A third tranche would be expected to start from January 1, and could potentially be announced as early as tonight's Federal Budget, although nothing is set in stone yet.
The Federal Opposition is expected to also oppose any possible further extension of the scheme, with Shadow Treasurer Jim Chalmers challenging Senator Hume's assertions on Q&A last night.
"Some people have no choice, Jane. They have had to turn to their superannuation in desperation," he said.
"The Minister for Superannuation spoke about early access as if it is something she's proud of, it is something that the Minister for Superannuation should be ashamed of, the fact that so much damage has been done to people's retirement incomes."
But with the possibility of another super withdrawal round looming over Australians' heads, new research shows the majority of Australians don't want it.
A UMR poll revealed 70% of Australians want the early release scheme to come to an end as the economy enters the recovery stage, and Industry Super Australia (ISA), commenting on the research, said it would not support a third round due to the "poor targeting and the huge long-term costs of the scheme".
ISA initially supported the scheme as a temporary measure to provide emergency funds to Australians, but has since changed its tune, saying many in Canberra have now come to view the scheme as a form of economic stimulus.
"With JobKeeper scaling back and JobSeeker’s future rate uncertain opening up super again would signal the government wants Australians to raid their retirement savings to substitute income support," an ISA report said.
"...with the economy beginning its march to recovery and the health crisis improving it is time to return super’s policy setting to its normal rules that the money is preserved until retirement.
"The existing hardship provisions are a more appropriate mechanism to get funds to members who had fallen on hard times."
ISA chief executive Bernie Dean meanwhile said the long-term cost of the scheme is now too great, and it must come to an end come December 31.
“Extending the raid on super will slug young Australians with a great big new tax to pay for a bloated future pension, drag down investment returns and will shove more Australians towards poverty in retirement," Mr Dean said.
“Workers should no longer be asked to sacrifice their future to prop up the economy now, there are other levers the government can pull to stimulate spending and get funds to people who need it.”
Early super withdrawal: The numbers so far
The latest figures from the Australian Prudential Regulation Authority (APRA) released today show the total amount withdrawn from super funds across the country reached $33.8 billion by 27 September.

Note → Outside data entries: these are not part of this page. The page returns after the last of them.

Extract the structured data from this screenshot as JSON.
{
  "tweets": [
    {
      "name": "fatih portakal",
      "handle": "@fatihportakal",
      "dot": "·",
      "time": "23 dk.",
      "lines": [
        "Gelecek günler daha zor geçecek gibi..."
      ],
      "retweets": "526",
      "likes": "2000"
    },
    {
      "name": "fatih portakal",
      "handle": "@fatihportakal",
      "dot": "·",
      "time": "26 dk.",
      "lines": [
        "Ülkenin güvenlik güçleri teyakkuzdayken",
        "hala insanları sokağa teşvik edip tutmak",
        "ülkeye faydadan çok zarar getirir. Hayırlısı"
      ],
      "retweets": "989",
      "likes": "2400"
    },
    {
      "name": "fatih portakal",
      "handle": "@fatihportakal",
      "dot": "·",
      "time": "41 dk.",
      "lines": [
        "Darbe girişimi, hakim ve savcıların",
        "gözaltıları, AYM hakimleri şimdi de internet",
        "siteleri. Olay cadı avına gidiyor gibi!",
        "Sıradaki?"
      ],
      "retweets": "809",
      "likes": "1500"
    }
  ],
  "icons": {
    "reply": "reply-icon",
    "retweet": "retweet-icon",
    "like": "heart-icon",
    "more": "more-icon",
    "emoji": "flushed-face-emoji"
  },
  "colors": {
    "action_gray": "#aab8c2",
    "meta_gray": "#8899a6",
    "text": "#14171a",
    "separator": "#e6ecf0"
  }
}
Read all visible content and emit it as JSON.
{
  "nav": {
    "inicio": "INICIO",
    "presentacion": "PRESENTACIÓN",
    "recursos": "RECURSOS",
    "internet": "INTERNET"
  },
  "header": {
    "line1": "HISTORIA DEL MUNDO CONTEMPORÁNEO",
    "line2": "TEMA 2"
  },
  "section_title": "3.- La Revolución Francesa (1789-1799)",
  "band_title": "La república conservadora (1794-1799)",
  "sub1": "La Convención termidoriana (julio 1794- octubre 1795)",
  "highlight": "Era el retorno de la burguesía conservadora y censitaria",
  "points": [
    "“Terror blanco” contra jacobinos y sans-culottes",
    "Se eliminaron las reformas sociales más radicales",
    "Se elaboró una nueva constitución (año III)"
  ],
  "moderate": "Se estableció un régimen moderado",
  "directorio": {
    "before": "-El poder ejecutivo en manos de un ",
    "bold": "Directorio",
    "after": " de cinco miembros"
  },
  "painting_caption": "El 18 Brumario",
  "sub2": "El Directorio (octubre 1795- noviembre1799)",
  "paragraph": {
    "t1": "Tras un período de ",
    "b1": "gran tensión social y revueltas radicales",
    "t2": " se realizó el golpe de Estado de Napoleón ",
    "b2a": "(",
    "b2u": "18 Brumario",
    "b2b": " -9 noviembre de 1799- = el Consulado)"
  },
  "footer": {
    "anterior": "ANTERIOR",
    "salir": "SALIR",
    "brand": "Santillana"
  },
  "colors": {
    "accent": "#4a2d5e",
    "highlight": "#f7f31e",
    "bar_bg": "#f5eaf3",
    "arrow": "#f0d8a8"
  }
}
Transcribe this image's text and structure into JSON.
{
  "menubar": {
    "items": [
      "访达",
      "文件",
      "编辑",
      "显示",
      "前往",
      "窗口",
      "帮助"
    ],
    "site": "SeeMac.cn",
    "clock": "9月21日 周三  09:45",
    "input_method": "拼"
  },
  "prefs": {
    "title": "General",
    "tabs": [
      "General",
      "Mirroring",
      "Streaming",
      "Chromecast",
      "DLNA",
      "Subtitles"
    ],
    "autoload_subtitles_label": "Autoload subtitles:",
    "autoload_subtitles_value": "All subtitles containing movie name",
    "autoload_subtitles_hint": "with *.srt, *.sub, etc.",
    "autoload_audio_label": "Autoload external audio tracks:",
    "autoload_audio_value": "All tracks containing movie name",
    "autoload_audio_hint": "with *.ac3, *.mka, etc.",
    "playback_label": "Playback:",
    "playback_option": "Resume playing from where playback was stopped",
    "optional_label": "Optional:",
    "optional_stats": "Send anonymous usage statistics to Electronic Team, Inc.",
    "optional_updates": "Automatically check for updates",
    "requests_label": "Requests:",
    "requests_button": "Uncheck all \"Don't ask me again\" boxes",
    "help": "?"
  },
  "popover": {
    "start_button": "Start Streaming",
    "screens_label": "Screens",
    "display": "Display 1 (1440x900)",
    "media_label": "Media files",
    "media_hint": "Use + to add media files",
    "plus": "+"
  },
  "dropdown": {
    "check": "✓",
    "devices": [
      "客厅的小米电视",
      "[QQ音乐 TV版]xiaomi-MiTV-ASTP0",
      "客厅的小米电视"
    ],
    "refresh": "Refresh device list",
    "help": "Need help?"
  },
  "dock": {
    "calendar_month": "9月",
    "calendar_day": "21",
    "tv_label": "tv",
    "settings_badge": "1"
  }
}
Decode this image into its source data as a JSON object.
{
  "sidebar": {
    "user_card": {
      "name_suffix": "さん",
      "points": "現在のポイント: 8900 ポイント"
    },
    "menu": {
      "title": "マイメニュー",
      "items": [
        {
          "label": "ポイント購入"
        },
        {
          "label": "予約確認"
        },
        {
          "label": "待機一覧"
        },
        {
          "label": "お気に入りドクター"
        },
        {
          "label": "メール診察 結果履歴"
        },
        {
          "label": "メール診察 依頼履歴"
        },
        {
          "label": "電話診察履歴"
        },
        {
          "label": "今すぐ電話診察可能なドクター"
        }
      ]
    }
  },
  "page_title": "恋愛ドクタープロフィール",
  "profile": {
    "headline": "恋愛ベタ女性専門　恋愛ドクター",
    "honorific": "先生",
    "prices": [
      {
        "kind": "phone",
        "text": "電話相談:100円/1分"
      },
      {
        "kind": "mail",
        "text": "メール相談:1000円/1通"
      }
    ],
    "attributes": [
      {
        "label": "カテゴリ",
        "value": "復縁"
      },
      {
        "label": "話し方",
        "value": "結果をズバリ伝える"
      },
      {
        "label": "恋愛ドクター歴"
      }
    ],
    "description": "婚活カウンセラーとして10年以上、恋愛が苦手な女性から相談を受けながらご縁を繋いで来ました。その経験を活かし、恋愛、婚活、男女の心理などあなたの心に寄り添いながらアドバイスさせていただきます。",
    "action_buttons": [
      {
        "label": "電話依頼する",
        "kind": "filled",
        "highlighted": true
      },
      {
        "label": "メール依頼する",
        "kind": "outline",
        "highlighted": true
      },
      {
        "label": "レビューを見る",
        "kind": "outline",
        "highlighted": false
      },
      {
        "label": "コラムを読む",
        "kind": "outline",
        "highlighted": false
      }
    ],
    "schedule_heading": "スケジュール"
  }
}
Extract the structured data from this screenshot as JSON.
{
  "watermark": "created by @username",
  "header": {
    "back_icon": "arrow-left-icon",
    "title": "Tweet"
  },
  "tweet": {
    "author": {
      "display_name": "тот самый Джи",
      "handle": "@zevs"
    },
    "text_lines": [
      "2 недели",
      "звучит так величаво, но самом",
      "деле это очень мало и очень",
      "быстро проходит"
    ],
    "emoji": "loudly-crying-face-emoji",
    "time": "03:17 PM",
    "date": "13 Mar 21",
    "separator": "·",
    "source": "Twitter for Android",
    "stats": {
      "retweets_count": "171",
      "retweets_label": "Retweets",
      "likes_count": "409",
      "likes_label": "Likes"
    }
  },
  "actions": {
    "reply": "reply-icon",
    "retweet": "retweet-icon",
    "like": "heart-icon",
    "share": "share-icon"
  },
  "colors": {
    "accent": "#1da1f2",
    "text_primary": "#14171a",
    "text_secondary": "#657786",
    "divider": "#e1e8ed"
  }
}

There have now been 4.5 million total applications after factoring in repeat applicants.
Over the week to 27 September, 36,000 applications were received by funds of which 22,000 were initial applications and 14,000 were repeat applications.
The total value of payments made during the week was $267 million, indicating once again the scheme's popularity is slowing down after withdrawals peaked as high as $6.2 billion in the week to 12 July.
The scheme has continually come under heavy fire for a number of reasons in the last few months.
One report found four in 10 Aussies who withdrew super early experienced no drop in income, while another found 64% of the additional spending was on discretionary items such as clothing, furniture, restaurants, alcohol and gambling.
More criticisms of the scheme came from the fact that 395,000 people under the age of 35 had completely eroded their super balance to $0 by July.
More recently, it was revealed 50% either underestimated or didn’t estimate the impact of the withdrawal on their superannuation balance at retirement.
As of the end of the June quarter, super contributions were negative overall for the first time since super was introduced.